そこでイエスは言われた。「カエサルのものはカエサルに、神のものは神に返しなさい。」彼らはイエスのことに非常に驚いた。(マルコ 12:17)

 今日の本文は、聖徒が世の中でどのようなアイデンティティを持って生きていくべきかを深く黙想させます。パリサイ人とヘロデ党の人々は、イエス様を罠にかけようとして税金の問題を持ち出しました。税を納めよと言えば民族の恨みを買い、納めるなと言えばローマへの謀反の罪をなすりつけることができると考えたからです。

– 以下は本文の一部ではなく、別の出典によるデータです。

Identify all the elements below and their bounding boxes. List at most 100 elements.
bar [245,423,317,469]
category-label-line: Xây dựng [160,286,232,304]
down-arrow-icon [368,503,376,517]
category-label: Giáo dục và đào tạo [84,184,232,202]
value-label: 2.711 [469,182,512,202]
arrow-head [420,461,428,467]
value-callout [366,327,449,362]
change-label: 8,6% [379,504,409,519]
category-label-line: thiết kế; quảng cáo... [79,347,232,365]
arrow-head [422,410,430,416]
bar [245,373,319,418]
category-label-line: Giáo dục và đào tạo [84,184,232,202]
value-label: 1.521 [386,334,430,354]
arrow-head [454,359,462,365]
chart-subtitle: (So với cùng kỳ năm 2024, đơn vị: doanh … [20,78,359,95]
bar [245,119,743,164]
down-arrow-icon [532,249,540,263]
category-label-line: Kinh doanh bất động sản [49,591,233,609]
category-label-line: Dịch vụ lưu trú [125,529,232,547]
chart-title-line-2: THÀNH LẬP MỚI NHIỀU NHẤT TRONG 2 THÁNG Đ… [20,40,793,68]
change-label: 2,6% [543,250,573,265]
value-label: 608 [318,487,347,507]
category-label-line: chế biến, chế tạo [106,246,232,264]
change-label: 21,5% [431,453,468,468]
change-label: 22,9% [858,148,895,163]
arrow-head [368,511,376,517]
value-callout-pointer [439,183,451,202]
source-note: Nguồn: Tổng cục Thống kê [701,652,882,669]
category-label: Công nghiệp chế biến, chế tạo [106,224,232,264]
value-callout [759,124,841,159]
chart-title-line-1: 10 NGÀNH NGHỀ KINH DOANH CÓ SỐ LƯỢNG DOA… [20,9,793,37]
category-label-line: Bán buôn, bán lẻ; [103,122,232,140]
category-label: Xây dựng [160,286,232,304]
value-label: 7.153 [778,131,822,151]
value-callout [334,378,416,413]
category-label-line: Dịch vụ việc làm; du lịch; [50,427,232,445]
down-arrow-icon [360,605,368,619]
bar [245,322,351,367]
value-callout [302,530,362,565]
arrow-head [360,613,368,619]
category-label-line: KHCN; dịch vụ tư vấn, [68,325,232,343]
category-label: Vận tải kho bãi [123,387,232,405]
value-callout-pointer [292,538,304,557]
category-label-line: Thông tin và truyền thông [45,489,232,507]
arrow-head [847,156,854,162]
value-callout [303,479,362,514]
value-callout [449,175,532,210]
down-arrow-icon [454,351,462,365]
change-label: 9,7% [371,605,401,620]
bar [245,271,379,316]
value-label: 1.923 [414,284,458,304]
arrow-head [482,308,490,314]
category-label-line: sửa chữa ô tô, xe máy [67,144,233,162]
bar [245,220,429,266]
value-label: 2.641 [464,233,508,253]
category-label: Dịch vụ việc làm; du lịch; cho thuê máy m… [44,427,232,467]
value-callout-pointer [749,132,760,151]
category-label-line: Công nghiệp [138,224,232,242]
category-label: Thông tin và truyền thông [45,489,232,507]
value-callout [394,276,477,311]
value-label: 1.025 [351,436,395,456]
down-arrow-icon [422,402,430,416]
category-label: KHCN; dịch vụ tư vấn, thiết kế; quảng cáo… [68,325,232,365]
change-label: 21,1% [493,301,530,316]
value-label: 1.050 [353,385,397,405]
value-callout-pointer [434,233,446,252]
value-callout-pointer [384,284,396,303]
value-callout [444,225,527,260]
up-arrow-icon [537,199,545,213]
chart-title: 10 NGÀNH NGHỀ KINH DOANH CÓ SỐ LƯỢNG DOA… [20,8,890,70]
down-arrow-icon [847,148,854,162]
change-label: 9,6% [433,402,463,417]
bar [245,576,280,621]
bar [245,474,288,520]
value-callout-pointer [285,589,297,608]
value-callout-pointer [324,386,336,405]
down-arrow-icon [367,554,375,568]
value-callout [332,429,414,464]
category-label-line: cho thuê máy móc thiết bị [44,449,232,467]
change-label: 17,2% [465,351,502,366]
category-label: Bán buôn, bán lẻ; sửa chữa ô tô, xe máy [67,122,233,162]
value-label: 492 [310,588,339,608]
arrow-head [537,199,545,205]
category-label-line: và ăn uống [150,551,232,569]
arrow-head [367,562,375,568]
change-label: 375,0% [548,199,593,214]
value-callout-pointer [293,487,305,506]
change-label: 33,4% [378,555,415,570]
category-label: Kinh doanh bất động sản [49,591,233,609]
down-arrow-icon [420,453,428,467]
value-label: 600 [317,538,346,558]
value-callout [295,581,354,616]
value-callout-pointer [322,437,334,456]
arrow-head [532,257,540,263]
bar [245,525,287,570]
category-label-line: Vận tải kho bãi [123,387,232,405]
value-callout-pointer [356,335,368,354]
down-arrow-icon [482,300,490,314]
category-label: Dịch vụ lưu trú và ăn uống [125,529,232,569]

しかし主は、世の秩序と公的責任を否定なさいませんでした。それよりも重要な真理を教えてくださいました。コインにカエサルの像が刻まれているように、神のかたちに造られた人間は、究極的には神に属する存在であるという事実です。哲学者ハンナ・アーレントが語った「悪の凡庸さ」が思い起こされます。人々が深く考えることなく体制と慣習に従うとき、悪に加担しうることを警告したのです。信仰も同じです。世の流れを無批判に追い求めるのではなく、神の御言葉の前に絶えず自分を省みなければなりません。

人よりも神の御心を識別し、すべての生の場で神のかたちを現す信仰の人となれるよう、お祈りします。

今日のメッセージから考える信仰の問い

1. 今日の御言葉を通して、あなたの日常の中に「神のかたちとして生きる」瞬間はどこにあると感じますか? そのような瞬間を思い浮かべながら、神があなたを通してどんな姿を現されようとしているかを分かち合ってみましょう。

2.世の流れや慣習に無意識に従ってしまいそうなとき、あなたを神の御心へと立ち返らせてくれるものは何ですか? 御言葉、礼拝、友人の励ましなど、あなたにとっての「拠り所」を振り返ってみましょう。